After leaving Fort Ridgely State Park, we wandered around the countryside a little bit, taking the “scenic route,” which means “Mom’s not lost, but she doesn’t exactly know how she’s going to get where she’s going.” With gas at almost $4 a gallon, this isn’t the most economical thing to do, but I was hoping to lengthen our trip so the 2-year-old would fall asleep in the car. (It didn’t work.)
We stopped at the Golden Gate Historic Marker just south of the Minnesota River on State Highway 4. Golden Gate is one of Minnesota’s ghost towns. At one time, it was a thriving community, but now the cemetery is the most visible reminder of its existence.

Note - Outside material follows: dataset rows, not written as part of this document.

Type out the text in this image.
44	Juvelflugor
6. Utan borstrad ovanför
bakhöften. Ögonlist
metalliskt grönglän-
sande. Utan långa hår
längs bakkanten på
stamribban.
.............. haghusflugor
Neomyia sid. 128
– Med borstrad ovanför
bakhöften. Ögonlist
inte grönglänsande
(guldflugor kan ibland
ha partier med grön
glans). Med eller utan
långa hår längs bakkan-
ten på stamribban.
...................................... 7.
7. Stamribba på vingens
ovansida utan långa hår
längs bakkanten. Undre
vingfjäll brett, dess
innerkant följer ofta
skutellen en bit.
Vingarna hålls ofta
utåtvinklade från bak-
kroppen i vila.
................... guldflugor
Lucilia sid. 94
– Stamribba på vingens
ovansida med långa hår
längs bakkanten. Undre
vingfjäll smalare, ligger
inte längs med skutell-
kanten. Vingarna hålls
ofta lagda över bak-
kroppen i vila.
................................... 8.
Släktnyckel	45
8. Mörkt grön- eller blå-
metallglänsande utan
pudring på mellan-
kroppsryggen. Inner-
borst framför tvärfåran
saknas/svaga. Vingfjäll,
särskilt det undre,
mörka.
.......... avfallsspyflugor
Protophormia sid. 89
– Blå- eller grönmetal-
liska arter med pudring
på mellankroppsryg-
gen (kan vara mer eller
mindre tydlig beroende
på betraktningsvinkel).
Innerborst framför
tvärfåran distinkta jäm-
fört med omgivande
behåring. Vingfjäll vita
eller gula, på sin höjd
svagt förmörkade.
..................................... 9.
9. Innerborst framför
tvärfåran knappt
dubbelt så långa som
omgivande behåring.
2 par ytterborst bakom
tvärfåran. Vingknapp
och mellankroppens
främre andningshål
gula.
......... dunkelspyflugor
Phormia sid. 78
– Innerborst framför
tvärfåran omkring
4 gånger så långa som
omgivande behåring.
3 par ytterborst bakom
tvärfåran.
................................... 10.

The historic marker said that parts of a dam and mill run were still visible on the creek, so we decided to try to spot them. The most obvious road to the area was closed, but we went around to the other side of the creek to see what we could find. At the corner of 270th Avenue and Golden Gate Road, 270th Ave. continues on in a very narrow fashion, so I decided to give it a try. The road was rutted (and did I mention, narrow?) but it does indeed end at the creek, and some concrete pieces led me to believe that this was part of the Golden Gate operation, although I couldn’t decipher exactly what they were.
I will advise, however, that if you consider sleuthing out Golden Gate, you park the car near the beehives in a clearing and walk the rest of the way. This isn’t a road that you’d want to try to back up, and turning around at the end of it was possible but not easy.
I’ve always thought that lost towns were interesting, and it was certainly an adventure to try to find the remains of Golden Gate.